Publié le 9 Octobre 2012 par ruraledeprose

Un Repas en hiver, roman : la barbarie simplement humaine

 

Ce récit-roman est l’éloge de la lenteur. Ce qui n’est pas écrit exprime au mieux une réalité dans son décor de neige, de solitude, d’odeur de mort. Les personnages, que l’on compte sur les doigts d’une main, déambulent dans un monde décharné. Mis à part le Polonais, ce sont des zombies du nazisme, la conséquence des ordres donnés, reçus et obéis, bourreaux et victime. Lentement, très lentement, deux soldats tout d’abord, nous apprennent leur certitude d’absence de dénouement à leur cauchemar de malheur, ce temps stoppé, intemporel, glacial, qui ralentit même le corps. Sans autre but que de ramener du gibier humain, ils errent emitoufflés et rencontreront une humanité dépouillée : un juif tapi dans une cabane de fortune.
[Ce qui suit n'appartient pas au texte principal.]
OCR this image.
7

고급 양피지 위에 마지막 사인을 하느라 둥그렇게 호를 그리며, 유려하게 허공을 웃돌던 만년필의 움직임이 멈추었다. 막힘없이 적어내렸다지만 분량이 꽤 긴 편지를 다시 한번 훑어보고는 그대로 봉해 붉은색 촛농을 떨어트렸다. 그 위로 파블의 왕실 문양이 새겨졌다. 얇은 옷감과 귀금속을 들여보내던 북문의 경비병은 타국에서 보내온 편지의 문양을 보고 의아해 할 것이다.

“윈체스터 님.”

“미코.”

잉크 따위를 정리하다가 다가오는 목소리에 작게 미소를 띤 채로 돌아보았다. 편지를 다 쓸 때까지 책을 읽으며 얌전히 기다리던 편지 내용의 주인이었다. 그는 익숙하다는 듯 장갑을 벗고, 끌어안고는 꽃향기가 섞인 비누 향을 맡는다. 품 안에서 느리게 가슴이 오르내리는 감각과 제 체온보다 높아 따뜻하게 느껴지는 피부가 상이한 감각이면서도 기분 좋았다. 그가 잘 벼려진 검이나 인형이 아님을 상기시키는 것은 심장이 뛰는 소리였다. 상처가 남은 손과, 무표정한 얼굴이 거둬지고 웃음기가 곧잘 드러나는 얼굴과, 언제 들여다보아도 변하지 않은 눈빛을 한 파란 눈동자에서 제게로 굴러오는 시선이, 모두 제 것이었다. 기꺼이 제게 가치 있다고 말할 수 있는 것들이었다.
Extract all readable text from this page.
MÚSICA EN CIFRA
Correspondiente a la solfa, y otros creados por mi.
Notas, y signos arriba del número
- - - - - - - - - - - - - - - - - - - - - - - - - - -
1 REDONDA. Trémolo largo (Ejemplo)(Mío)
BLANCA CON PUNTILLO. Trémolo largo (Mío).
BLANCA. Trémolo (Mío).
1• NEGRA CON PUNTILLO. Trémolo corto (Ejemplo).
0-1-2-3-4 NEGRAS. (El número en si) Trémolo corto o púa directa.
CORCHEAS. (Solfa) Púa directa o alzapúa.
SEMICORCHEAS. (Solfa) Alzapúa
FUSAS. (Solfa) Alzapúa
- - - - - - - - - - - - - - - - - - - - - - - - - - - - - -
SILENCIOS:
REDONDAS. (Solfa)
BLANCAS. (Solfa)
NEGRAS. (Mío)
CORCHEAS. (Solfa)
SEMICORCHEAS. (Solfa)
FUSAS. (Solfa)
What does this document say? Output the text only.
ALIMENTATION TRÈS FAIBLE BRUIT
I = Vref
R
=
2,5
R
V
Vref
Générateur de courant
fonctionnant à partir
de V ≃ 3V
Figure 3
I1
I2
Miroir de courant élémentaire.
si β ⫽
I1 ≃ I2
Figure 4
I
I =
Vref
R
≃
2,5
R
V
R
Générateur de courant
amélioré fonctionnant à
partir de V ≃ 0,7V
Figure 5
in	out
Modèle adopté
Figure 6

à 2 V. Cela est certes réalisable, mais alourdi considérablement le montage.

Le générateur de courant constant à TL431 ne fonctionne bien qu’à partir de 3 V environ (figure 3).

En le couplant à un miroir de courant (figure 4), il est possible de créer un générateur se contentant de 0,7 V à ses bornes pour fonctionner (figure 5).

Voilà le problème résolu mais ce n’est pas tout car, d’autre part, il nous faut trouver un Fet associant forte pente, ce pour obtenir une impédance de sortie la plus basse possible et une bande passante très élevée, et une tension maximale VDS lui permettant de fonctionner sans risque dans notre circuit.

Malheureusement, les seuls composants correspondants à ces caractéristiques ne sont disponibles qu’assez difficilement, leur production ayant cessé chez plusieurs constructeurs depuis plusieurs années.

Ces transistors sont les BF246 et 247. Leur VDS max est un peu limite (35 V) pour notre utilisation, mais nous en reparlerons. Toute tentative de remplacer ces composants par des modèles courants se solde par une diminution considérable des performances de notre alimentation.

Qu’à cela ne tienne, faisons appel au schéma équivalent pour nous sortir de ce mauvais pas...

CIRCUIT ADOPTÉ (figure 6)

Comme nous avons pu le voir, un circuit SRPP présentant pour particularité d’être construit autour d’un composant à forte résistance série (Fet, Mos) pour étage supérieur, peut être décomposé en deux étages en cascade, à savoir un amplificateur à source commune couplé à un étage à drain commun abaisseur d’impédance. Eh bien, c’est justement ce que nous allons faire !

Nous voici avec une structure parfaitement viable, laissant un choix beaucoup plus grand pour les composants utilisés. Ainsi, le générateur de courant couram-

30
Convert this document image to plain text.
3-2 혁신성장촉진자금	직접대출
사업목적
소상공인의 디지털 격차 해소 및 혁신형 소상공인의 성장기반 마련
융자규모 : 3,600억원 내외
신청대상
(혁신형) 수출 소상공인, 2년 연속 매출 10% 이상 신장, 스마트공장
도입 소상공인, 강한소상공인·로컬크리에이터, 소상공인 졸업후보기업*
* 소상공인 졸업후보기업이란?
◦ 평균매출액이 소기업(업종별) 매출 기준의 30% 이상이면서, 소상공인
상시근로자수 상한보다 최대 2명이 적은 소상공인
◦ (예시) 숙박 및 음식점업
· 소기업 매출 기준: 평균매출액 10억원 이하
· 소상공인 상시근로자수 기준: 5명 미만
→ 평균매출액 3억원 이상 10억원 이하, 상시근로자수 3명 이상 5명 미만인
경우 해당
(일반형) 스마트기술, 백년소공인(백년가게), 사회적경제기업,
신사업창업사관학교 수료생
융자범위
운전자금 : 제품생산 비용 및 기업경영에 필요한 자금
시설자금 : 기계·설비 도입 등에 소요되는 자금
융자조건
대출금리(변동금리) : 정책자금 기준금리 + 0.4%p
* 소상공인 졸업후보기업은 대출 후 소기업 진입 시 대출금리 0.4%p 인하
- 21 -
Le feu allumé par ces soldats à grand peine, le repas chaud qu’ils pourront prendre, dessinent un regain d’humanité dans leurs menus propos. Un polonais arrivera plus tard. Le récit n’encombre pas plus qu’eux-mêmes tant sont chiches le dialogue, les descriptions. Mais, là est la force de l’auteur, dans ce dénuement où groupissent les personnages : il leur assure d’une écriture concise une rédemption de l’intention : les soldats partageront le repas avec le juif éberlué et le polonais mal à l’aise. Le temps de la fusion des flammes dans la cheminée, les soldats essaient de savoir si leur butin, ce juif, ils vont le ramener au camp où il sera exécuté et cela incluant qu’après bonne chasse à l’homme, ils pourront repartir, sortir de l’horreur des exécutions pour y retourner à nouveau. Ou bien épargner cet homme pour se souvenir de l’avoir fait une fois, de s’en rassurer lorsqu’ils auraient encore à traquer et à exécuter le fruit de leur chasse. Sans sciller, l’écriture porte au coeur, met à nu le mécanisme implacable de l’idéologie acceptée, de l’acceptation de la barbarie, une barbarie étonnante de simplicité humaine.

 

 

Patrick Pérez Sécheret

 

Un Repas en hiver, Hubert Mingarelli, Stock.